– Ну и неряха же ты, всегда был таким. Помнишь, как я тебя в детстве звала?
– Растеряхой.
– И теперь не лучше. Даже в большой комнате не следишь за порядком. Вся твоя аккуратность у станка остается.
– Может, это я так реагирую.
– На что?
Она переворачивает матрас, закуривает, а я тем временем надеваю чистую майку.
– Жизнь не ждет, мама, – декламирую уже в свитере и куртке. – Мог бы тебе целую речь произнести, как на митинге, только сегодня я слишком сердит.
Она глядит на меня, улыбается:
– Ты меня не целуй, всю косметику погубишь.
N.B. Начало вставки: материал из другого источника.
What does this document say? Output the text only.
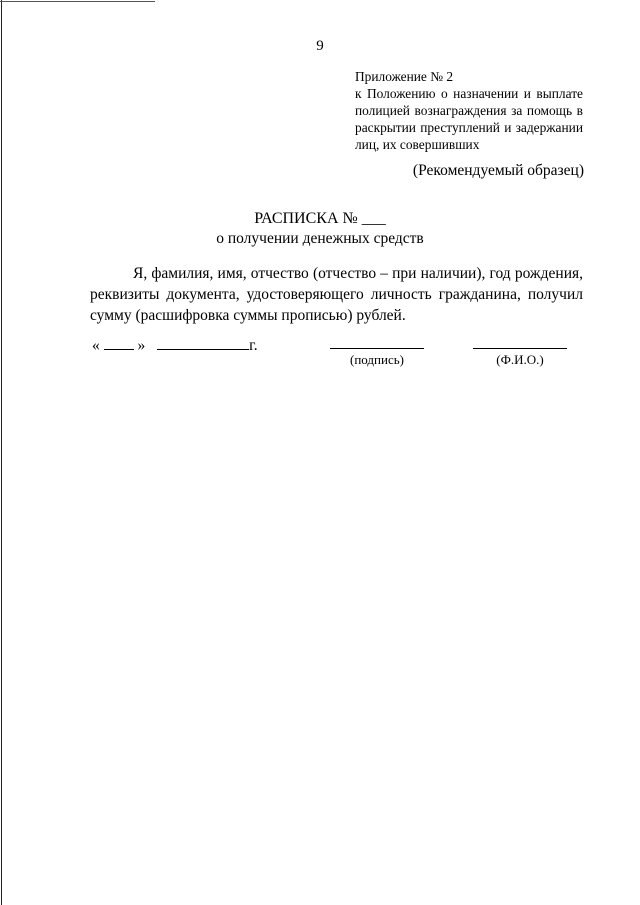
9
Приложение № 2
к Положению о назначении и выплате
полицией вознаграждения за помощь в
раскрытии преступлений и задержании
лиц, их совершивших
(Рекомендуемый образец)
РАСПИСКА № ___
о получении денежных средств
Я, фамилия, имя, отчество (отчество – при наличии), год рождения,
реквизиты документа, удостоверяющего личность гражданина, получил
сумму (расшифровка суммы прописью) рублей.
« »	г.
(подпись)	(Ф.И.О.)
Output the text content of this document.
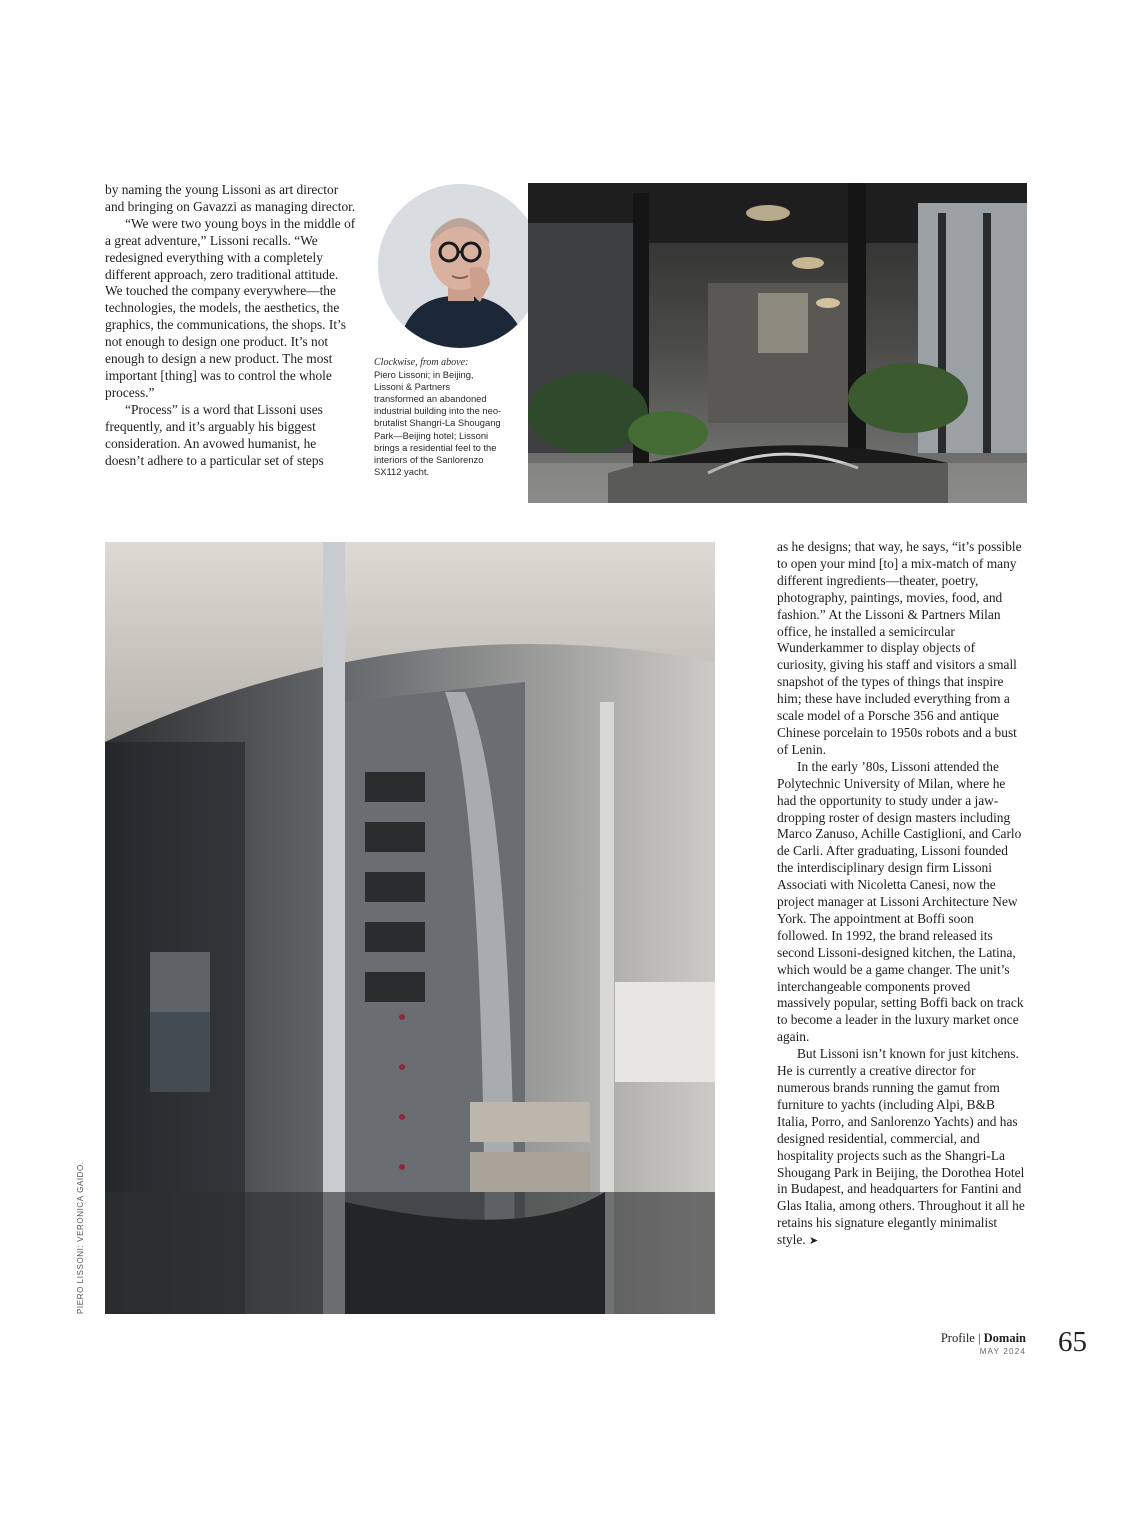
by naming the young Lissoni as art director and bringing on Gavazzi as managing director.

“We were two young boys in the middle of a great adventure,” Lissoni recalls. “We redesigned everything with a completely different approach, zero traditional attitude. We touched the company everywhere—the technologies, the models, the aesthetics, the graphics, the communications, the shops. It’s not enough to design one product. It’s not enough to design a new product. The most important [thing] was to control the whole process.”

“Process” is a word that Lissoni uses frequently, and it’s arguably his biggest consideration. An avowed humanist, he doesn’t adhere to a particular set of steps

Clockwise, from above:
Piero Lissoni; in Beijing, Lissoni & Partners transformed an abandoned industrial building into the neo-brutalist Shangri-La Shougang Park—Beijing hotel; Lissoni brings a residential feel to the interiors of the Sanlorenzo SX112 yacht.

as he designs; that way, he says, “it’s possible to open your mind [to] a mix-match of many different ingredients—theater, poetry, photography, paintings, movies, food, and fashion.” At the Lissoni & Partners Milan office, he installed a semicircular Wunderkammer to display objects of curiosity, giving his staff and visitors a small snapshot of the types of things that inspire him; these have included everything from a scale model of a Porsche 356 and antique Chinese porcelain to 1950s robots and a bust of Lenin.

In the early ’80s, Lissoni attended the Polytechnic University of Milan, where he had the opportunity to study under a jaw-dropping roster of design masters including Marco Zanuso, Achille Castiglioni, and Carlo de Carli. After graduating, Lissoni founded the interdisciplinary design firm Lissoni Associati with Nicoletta Canesi, now the project manager at Lissoni Architecture New York. The appointment at Boffi soon followed. In 1992, the brand released its second Lissoni-designed kitchen, the Latina, which would be a game changer. The unit’s interchangeable components proved massively popular, setting Boffi back on track to become a leader in the luxury market once again.

But Lissoni isn’t known for just kitchens. He is currently a creative director for numerous brands running the gamut from furniture to yachts (including Alpi, B&B Italia, Porro, and Sanlorenzo Yachts) and has designed residential, commercial, and hospitality projects such as the Shangri-La Shougang Park in Beijing, the Dorothea Hotel in Budapest, and headquarters for Fantini and Glas Italia, among others. Throughout it all he retains his signature elegantly minimalist style. ➤

PIERO LISSONI: VERONICA GAIDO.
Profile | Domain
MAY 2024 65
Ну, иди.
– Ладно-ладно, Иванна Ивановна, – говорю ей. – Пусть это вам послужит уроком.
– Повтори мне все по-английски, а я послушаю.
– Good bye, so long, missis Santini.[2]
– И ты посмеешь уйти, не поцеловав мать? Сюда, негодник, исполняй свой долг.
Она совсем как девчонка, нас словно ничто не разделяет: ни все случившееся за этот год, ни даже Лори. Мы подставляем друг другу лоб для поцелуя.
– Всего!
– Всего! Счастливо поработать!
Когда мы прощаемся, глаза у нее как звезды. А ночью все начинается сначала.
– Ты теперь уже знаешь, я была в положении, когда мы поженились. Для нынешней молодежи это пустяки, верно? Думаете, вы стали лучше?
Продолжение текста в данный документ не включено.